Class Valedictorian Treated Like a High School Failure; No Critical Thinking on The Part of School Officials

High school is tough enough on its own without any additional responsibilities. Now imagine for a moment you are a star athlete for your school, participating in football, basketball and track. You are also a young dad trying to raise a baby. And, oh yeah, you also have the highest grade point average of anyone in your graduating class and are the valedictorian. Now imagine being told, despite all your accomplishments, you won't be allowed to participate in your high school graduation, perhaps one of the most memorable days of your life.

That's the real-life story of Andrew Jones from Amite High School in Amite, Louisiana. When he showed up for graduation, school administrators told him he couldn't participate in the ceremony unless he went to the bathroom and shaved his beard. He was told that it was school policy that male students aren't allowed to have facial hair, even though his beard was never an issue in the four years he was a student at the school. Jones shaved the sides of his beard, but left a small goatee on his face, and wasn't allowed to graduate.

Now yes, to be fair, there are people who will say that the rules are the rules, and that Jones clearly didn't follow them. But you can't make that argument because school officials didn't follow the rules either. Jones' facial hair was never an issue in the four years he had the beard while attending classes. Also, other students in the school district allegedly had facial hair during graduation. You can't enforce the rules when you feel like it or when it's convenient for you.

This is simply a lack of critical thinking in so many ways from the school officials. These are the very people who are supposed to be setting the standard of excellence for our children, preparing them for the life in front of them and to enter the real world, yet when it comes to using common sense over something that shouldn't have even been an issue, there is none.

I don't know Andrew Jones personally, but from media reports out there and what I have read, this is a good kid. This is someone with a future ahead of him. This is someone that other kids should be looking up to academically and in sports. He's going to college on an academic and sport's scholarship.

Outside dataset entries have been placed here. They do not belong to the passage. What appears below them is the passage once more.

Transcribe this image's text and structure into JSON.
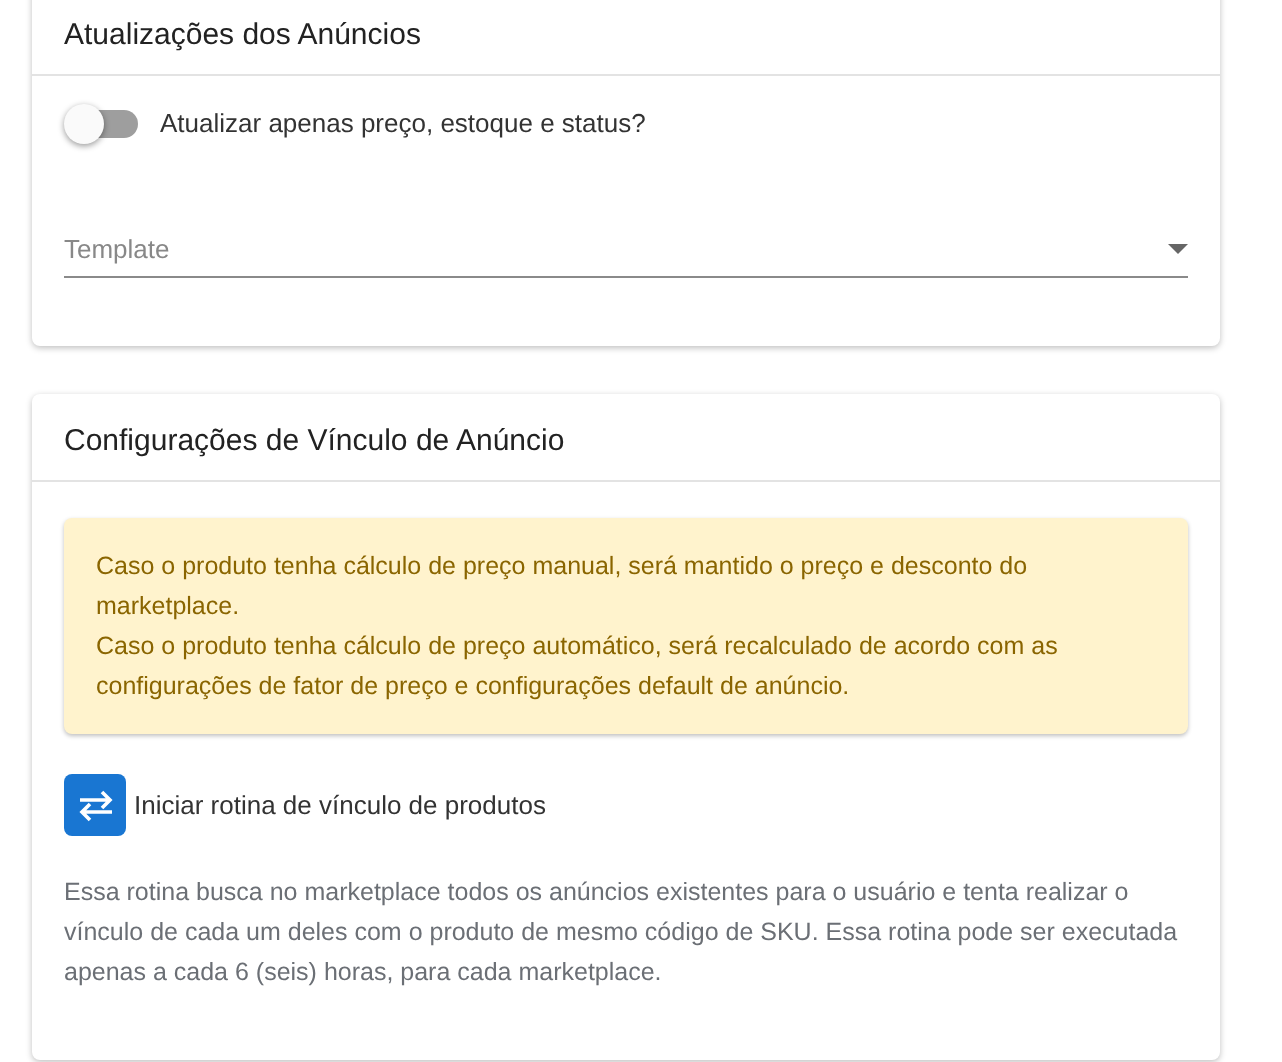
{
  "cards": [
    {
      "title": "Atualizações dos Anúncios",
      "toggle": {
        "label": "Atualizar apenas preço, estoque e status?",
        "on": false
      },
      "select": {
        "placeholder": "Template"
      }
    },
    {
      "title": "Configurações de Vínculo de Anúncio",
      "alert": [
        "Caso o produto tenha cálculo de preço manual, será mantido o preço e desconto do marketplace.",
        "Caso o produto tenha cálculo de preço automático, será recalculado de acordo com as configurações de fator de preço e configurações default de anúncio."
      ],
      "action": {
        "label": "Iniciar rotina de vínculo de produtos"
      },
      "description": "Essa rotina busca no marketplace todos os anúncios existentes para o usuário e tenta realizar o vínculo de cada um deles com o produto de mesmo código de SKU. Essa rotina pode ser executada apenas a cada 6 (seis) horas, para cada marketplace."
    }
  ]
}
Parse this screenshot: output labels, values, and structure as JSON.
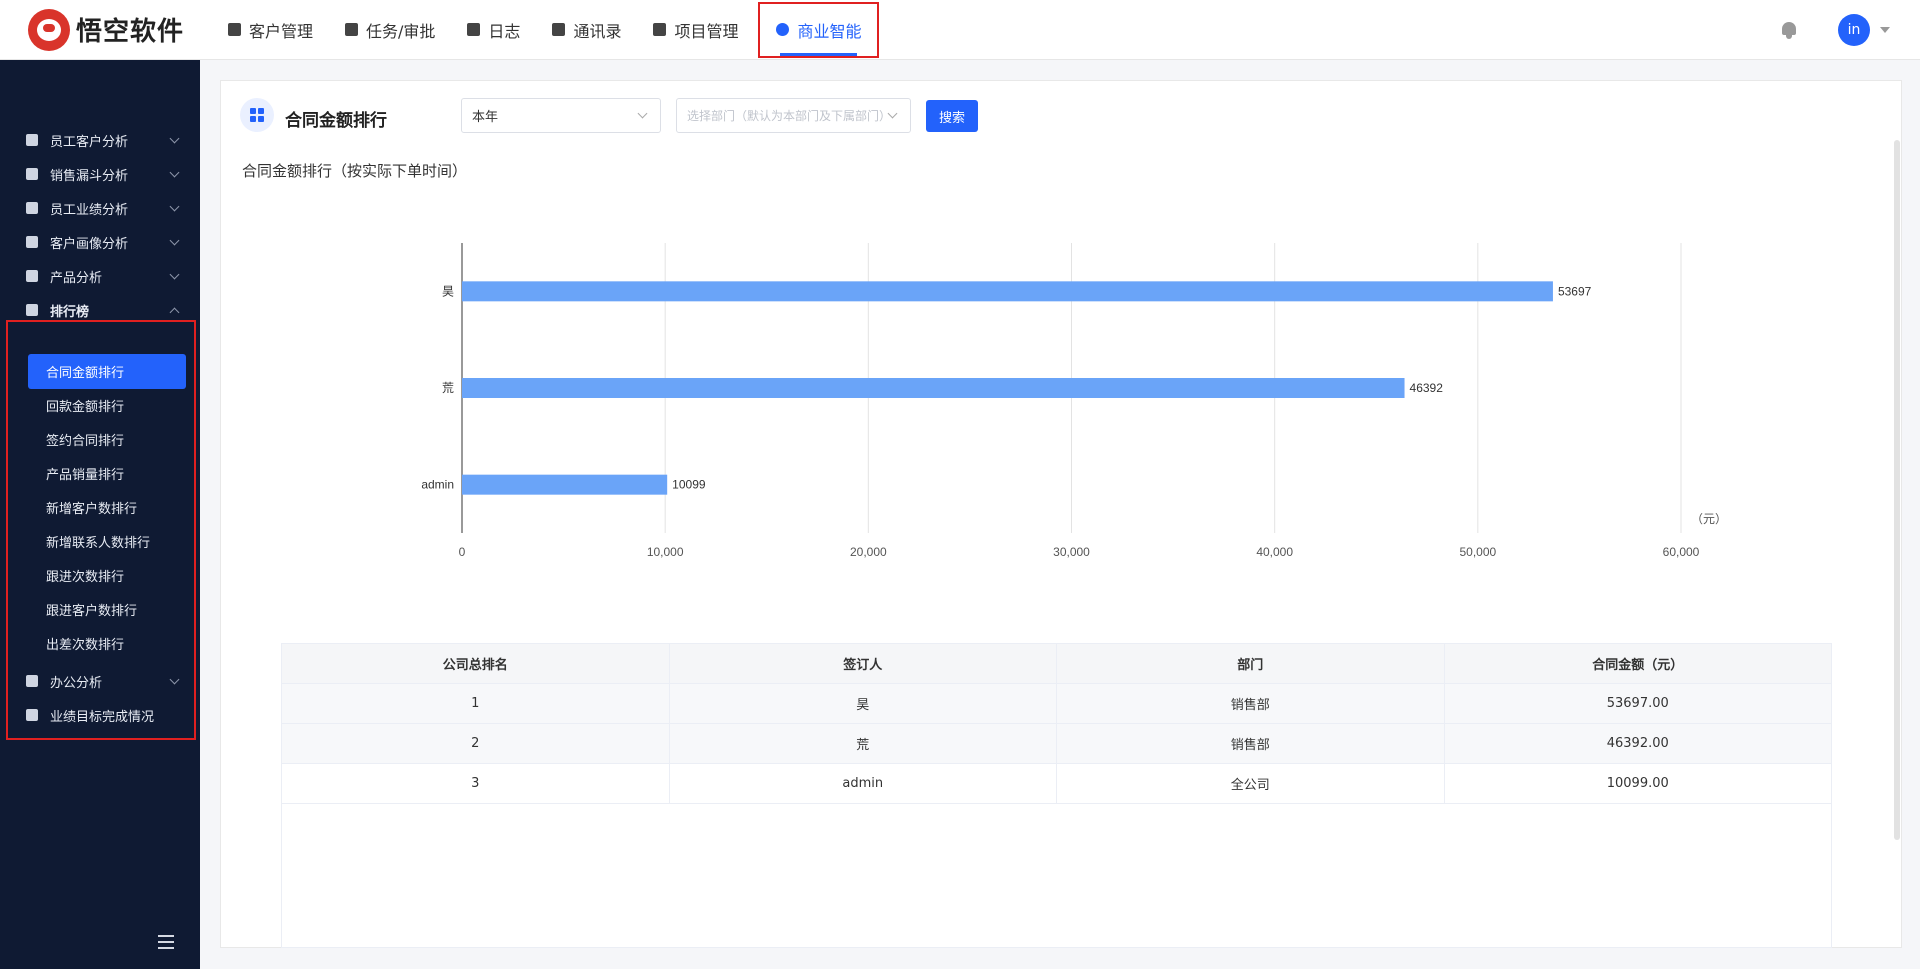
{
  "brand": {
    "name": "悟空软件"
  },
  "nav": [
    {
      "label": "客户管理",
      "icon": "building-icon"
    },
    {
      "label": "任务/审批",
      "icon": "briefcase-icon"
    },
    {
      "label": "日志",
      "icon": "log-icon"
    },
    {
      "label": "通讯录",
      "icon": "contacts-icon"
    },
    {
      "label": "项目管理",
      "icon": "project-icon"
    },
    {
      "label": "商业智能",
      "icon": "bi-icon",
      "active": true
    }
  ],
  "user": {
    "initials": "in"
  },
  "sidebar": {
    "items": [
      {
        "label": "员工客户分析",
        "icon": "person-icon"
      },
      {
        "label": "销售漏斗分析",
        "icon": "funnel-icon"
      },
      {
        "label": "员工业绩分析",
        "icon": "bar-chart-icon"
      },
      {
        "label": "客户画像分析",
        "icon": "users-icon"
      },
      {
        "label": "产品分析",
        "icon": "box-icon"
      },
      {
        "label": "排行榜",
        "icon": "trophy-icon",
        "expanded": true
      },
      {
        "label": "办公分析",
        "icon": "briefcase-icon"
      },
      {
        "label": "业绩目标完成情况",
        "icon": "target-icon"
      }
    ],
    "ranking_sub": [
      {
        "label": "合同金额排行",
        "active": true
      },
      {
        "label": "回款金额排行"
      },
      {
        "label": "签约合同排行"
      },
      {
        "label": "产品销量排行"
      },
      {
        "label": "新增客户数排行"
      },
      {
        "label": "新增联系人数排行"
      },
      {
        "label": "跟进次数排行"
      },
      {
        "label": "跟进客户数排行"
      },
      {
        "label": "出差次数排行"
      }
    ]
  },
  "page": {
    "title": "合同金额排行",
    "period_select": "本年",
    "dept_placeholder": "选择部门（默认为本部门及下属部门）",
    "search_label": "搜索",
    "chart_title": "合同金额排行（按实际下单时间）"
  },
  "chart_data": {
    "type": "bar",
    "orientation": "horizontal",
    "categories": [
      "昊",
      "荒",
      "admin"
    ],
    "values": [
      53697,
      46392,
      10099
    ],
    "xlim": [
      0,
      60000
    ],
    "xticks": [
      "0",
      "10,000",
      "20,000",
      "30,000",
      "40,000",
      "50,000",
      "60,000"
    ],
    "xunit": "（元）",
    "bar_color": "#6aa4f8",
    "grid": true
  },
  "table": {
    "headers": [
      "公司总排名",
      "签订人",
      "部门",
      "合同金额（元）"
    ],
    "rows": [
      [
        "1",
        "昊",
        "销售部",
        "53697.00"
      ],
      [
        "2",
        "荒",
        "销售部",
        "46392.00"
      ],
      [
        "3",
        "admin",
        "全公司",
        "10099.00"
      ]
    ]
  }
}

He has some facial hair, and had that facial hair all of high school. So what? Big deal. The guy has some facial hair like millions of other men. This isn't a troublemaker. This isn't someone causing problems. This is a good kid who was treated unfairly and school officials screwed up big time.

Jones' aunt summed it up perfectly. She said, "For a young man that talented, and very academic, to hold a 4.0 and still manage to be a father to his child, the sky's the limit to me."

I hope Andrew Jones doesn't let this spoil his future because I'm predicting big things for this kid. He's got the smarts. He has the athleticism. He's a natural leader who's not willing to be bullied and pushed around. If he doesn't go pro in the NFL or NBA, he'll make a great entrepreneur or valuable asset to whatever company is lucky enough to get him.

For everyone else out there, whether you are with the educational system in America as an administrator, teacher or whatever, it's time to start teaching critical thinking skills. Math, science, language arts and history are certainly important, but where is the critical thinking? What are we doing to ensure our children know how to think on their feet and make smart decisions in real-life settings? This is certainly a terrible example.

What happened to Andrew Jones demonstrates such a lack of critical thinking, it's unbelievable. It's time we check delusion at the door and start operating from objective reality. It's time we put our efforts into solving problems that really matter. It's time we become critical thinkers.

As for Jones, Amite High School owes him an apology. In fact, what they should do is allow him to participate in another graduation ceremony, give his valedictorian speech and walk across the stage like he should have been able to do in the first place.